Binance just pulled back the curtain on how it plans to make money from its new stock trading service, and the numbers are eye-opening.
A legal document published Tuesday in Binance’s Securities Trading Terms reveals the exchange will receive 50% of the payment-for-order-flow (PFOF) fees generated by Alpaca, plus 65% of the remaining profit from user stock lending after users are paid their interest. Binance also holds a minority equity stake in Alpaca, tying their financial futures together in ways that go well beyond a typical vendor relationship.
How the deal works
Payment for order flow is the practice where a broker routes customer orders to market makers in exchange for a fee. Alpaca gets paid by market makers for sending them customer trades, and Binance now gets half of that money.

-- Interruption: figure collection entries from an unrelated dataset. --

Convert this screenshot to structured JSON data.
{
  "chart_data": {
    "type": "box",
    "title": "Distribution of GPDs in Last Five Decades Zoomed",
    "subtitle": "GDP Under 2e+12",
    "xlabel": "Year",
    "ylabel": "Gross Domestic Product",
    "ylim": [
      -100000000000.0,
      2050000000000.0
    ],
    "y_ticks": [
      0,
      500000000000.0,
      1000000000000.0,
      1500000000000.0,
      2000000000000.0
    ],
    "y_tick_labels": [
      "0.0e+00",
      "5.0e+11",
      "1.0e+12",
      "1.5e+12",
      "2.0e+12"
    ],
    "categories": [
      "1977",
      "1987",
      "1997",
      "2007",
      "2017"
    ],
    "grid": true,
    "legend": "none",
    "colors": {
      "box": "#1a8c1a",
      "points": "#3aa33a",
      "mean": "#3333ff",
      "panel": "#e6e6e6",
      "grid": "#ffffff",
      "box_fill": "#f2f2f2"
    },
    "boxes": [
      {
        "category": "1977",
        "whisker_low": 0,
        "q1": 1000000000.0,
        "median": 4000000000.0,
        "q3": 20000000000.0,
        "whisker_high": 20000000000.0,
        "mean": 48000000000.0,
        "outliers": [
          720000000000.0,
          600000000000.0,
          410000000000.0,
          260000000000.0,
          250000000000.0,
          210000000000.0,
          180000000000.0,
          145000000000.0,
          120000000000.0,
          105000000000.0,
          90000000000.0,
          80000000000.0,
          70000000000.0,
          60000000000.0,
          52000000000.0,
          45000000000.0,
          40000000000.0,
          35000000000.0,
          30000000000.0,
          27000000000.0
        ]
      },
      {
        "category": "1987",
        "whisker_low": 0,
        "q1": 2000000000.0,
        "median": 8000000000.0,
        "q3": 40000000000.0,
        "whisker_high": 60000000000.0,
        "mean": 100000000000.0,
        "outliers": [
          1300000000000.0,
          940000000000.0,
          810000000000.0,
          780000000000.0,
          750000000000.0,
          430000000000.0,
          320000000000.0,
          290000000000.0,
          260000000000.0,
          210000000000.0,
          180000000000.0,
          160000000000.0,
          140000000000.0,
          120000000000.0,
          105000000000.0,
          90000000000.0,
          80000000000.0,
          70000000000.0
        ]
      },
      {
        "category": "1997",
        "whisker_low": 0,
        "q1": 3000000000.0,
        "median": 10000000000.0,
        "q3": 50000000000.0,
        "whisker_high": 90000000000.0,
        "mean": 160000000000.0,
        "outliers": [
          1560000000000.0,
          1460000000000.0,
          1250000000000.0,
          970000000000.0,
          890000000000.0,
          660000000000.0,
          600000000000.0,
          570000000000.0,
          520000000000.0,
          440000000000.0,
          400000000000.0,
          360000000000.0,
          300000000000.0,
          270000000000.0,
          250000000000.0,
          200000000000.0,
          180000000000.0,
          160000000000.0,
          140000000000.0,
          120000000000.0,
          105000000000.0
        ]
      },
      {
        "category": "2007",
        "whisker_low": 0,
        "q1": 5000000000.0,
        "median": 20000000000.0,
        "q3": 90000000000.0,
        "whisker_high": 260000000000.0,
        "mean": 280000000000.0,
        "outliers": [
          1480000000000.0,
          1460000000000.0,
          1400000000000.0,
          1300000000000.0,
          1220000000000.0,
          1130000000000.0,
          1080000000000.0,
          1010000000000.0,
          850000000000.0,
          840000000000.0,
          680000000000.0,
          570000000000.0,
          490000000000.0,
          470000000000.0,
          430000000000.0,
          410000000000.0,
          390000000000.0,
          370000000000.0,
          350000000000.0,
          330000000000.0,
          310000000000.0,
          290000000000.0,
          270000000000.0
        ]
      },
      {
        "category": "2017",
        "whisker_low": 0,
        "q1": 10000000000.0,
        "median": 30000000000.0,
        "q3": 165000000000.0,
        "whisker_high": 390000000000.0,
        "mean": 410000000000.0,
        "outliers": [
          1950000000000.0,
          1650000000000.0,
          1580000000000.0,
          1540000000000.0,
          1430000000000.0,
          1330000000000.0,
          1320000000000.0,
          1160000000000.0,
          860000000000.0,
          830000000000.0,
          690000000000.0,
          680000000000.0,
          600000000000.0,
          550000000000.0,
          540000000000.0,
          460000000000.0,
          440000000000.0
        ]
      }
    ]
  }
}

The stock lending piece is simpler but potentially more lucrative over time. When users hold stocks through the platform, those shares can be lent out to short sellers and other market participants. The revenue generated from that lending activity, after users receive their interest cut, gets split with Binance taking 65% of what remains.
The disclosure came just days after Binance launched its stock and ETF trading service on June 1. The platform lets users trade more than 7,000 US-listed stocks and ETFs in a 24/5 format, with fractional share orders starting as low as $5. Users can fund their accounts using stablecoins like USDC, USDT, and BNB.
Alpaca’s quiet dominance
Most crypto users have probably never heard of Alpaca, but the company has carved out a remarkable position in the tokenized securities space. The regulated broker-dealer handles execution, clearing, settlement, and custody for trades placed through Binance’s platform. It controls approximately 94% of the market share for tokenized US stock and ETF custody.
The minority equity stake that Binance holds in Alpaca adds another layer to the relationship. It means Binance isn’t just a customer or a revenue-sharing partner.
What this means for investors
The stock lending component carries its own set of considerations. Users should understand that when their shares are lent out, they may lose certain shareholder rights, including voting rights, during the lending period. The 65% profit share going to Binance also means users are getting a relatively modest slice of the lending economics, though they do receive interest payments before the profit split occurs.
The $5 minimum for fractional shares is a deliberate play for accessibility. Unlike Robinhood, Binance’s user base is global, which means millions of people who previously had limited access to US equity markets can now participate with stablecoin deposits.
Alpaca’s near-monopoly on tokenized stock custody is worth watching closely. A 94% market share in any infrastructure category creates both efficiency and concentration risk. If Alpaca experienced a significant operational issue or regulatory challenge, the ripple effects would touch virtually every platform offering tokenized US equities.